Bulloch County Emergency Management officials spoke to the group, bringing them up to speed on the latest COVID-19 numbers and information, said Public Safety/EMS Manager Ted Wynn. Wynn and Thompson each said Bulloch County Manager Tom Couch and staff attorney Jeff Akins would work on local ordinances regarding the proposed curfew and penalties should people disobey.
Southwest Georgia continues to suffer at a far greater rate than the state as a whole after the virus spread among well-wishers at funerals in Albany, the Dougherty County seat. Dougherty on Friday reported 12 deaths among more than 190 confirmed infections, more than all but Fulton County, which also reported 12 deaths among a caseload topping 300.
Because testing remains limited as the outbreak grows exponentially, many people moving around their communities may not know they've inhaled the virus until well after they've infected others. Particularly risky are places where people who aren't isolating share the air with others, since federal researchers have found the highly contagious virus can live in the air for several hours.
Most infected people experience mild or moderate symptoms, such as fever and cough that clear up in two to three weeks, but a fraction of people suffering more severe illnesses can require respirators to survive, and as as the caseload rapidly grows, hospitals are bracing for a coming wave of patients.
With every intensive-care bed occupied at Albany's Phoebe Putney Memorial Hospital, administrators have been scrambling to find more health care workers to run a sister facility across town.
Albany's death toll now includes a 49-year-old inmate from nearby Lee State Prison who tested positive for COVID-19 and died Thursday at a hospital, the Georgia Department of Corrections said.
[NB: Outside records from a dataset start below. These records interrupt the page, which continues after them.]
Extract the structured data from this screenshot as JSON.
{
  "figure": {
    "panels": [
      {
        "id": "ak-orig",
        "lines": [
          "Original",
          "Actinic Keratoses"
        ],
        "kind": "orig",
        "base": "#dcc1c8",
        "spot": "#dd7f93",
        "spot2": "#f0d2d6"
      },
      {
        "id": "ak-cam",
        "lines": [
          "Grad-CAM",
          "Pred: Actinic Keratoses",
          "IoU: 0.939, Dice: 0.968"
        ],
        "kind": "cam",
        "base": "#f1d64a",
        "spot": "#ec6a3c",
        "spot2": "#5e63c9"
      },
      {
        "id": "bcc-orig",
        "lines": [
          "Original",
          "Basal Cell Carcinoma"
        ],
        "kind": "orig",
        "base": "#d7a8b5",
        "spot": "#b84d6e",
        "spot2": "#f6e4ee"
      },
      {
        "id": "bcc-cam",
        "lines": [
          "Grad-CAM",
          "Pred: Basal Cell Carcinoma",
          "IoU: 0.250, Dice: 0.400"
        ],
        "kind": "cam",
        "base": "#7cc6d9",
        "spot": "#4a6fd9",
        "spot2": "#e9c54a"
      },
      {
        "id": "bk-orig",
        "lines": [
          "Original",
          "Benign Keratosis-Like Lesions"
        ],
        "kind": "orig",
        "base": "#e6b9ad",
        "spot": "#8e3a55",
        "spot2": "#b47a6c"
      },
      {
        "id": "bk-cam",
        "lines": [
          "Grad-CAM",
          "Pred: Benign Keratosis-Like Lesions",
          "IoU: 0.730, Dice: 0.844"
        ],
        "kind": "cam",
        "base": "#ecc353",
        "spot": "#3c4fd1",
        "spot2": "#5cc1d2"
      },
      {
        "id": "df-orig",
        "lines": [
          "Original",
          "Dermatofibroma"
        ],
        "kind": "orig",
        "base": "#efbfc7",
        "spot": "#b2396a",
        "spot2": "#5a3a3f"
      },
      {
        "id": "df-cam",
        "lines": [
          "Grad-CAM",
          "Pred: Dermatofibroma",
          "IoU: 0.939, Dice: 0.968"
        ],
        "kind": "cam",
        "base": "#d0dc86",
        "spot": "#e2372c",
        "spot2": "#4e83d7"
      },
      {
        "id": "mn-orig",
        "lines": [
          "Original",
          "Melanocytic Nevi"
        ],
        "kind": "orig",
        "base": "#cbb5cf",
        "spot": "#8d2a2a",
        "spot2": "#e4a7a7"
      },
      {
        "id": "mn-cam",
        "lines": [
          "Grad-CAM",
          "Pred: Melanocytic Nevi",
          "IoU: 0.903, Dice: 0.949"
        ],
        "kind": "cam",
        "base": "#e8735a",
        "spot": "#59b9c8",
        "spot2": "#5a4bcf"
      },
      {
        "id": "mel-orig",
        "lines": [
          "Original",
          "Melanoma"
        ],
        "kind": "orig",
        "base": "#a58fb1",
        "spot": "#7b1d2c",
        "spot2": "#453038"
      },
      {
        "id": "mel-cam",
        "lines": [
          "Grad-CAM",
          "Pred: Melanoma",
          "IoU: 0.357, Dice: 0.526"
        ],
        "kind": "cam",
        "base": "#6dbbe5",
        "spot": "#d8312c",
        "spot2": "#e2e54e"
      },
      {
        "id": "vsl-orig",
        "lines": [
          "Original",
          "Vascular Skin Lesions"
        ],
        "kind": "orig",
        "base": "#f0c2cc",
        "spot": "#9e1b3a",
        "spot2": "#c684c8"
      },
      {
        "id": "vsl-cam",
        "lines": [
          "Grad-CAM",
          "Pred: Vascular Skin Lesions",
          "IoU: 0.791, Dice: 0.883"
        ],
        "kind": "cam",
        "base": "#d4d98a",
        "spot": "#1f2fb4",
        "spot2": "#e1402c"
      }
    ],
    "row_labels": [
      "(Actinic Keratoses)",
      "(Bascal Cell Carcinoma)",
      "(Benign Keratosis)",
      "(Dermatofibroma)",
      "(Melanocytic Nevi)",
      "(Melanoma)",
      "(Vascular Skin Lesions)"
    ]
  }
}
Five other inmates and four staff members at the same prison also were infected; three were hospitalized while the others recover in isolation, the agency said.
Another inmate has been infected at Phillips State Prison in Buford, northeast of Atlanta, and was being held in medical isolation at the prison. Movement was being restricted at both prisons, but inmates still had access to medical care, showers and hygiene products, the department said.
Local officials have been taking action since the Georgia Municipal Association advised all 538 cities in the state to order curfews from 9 p.m. to 5 a.m. and close gyms, movie theaters and other businesses. New emergency ordinances in Cartersville and surrounding Bartow County took affect Friday, with violations punishable by $1,000 fines and up to two months in jail.
Kemp has extended public school closures through April 24, shuttered bars and nightclubs, banned gatherings of more than 10 people and ordered those with serious medical conditions as well as anyone exposed to the virus to stay home.
They include a growing number of lawmakers: State Rep. Matthew Gambill, a Cartersville Republican, tested positive for COVID-19 on Thursday and is recovering at home, said Kaleb McMichen, spokesman for House Speaker David Ralston.
Gambill has experienced mild symptoms and has been in self-quarantine since the weekend of March 14, after learning he had been exposed to someone infected, McMichen said. The lawmaker did not return to the Capitol for a special session March 16 to address the pandemic. Five members of the state Senate have also confirmed they contracted the coronavirus.
Statesboro Herald reporters contributed to this report.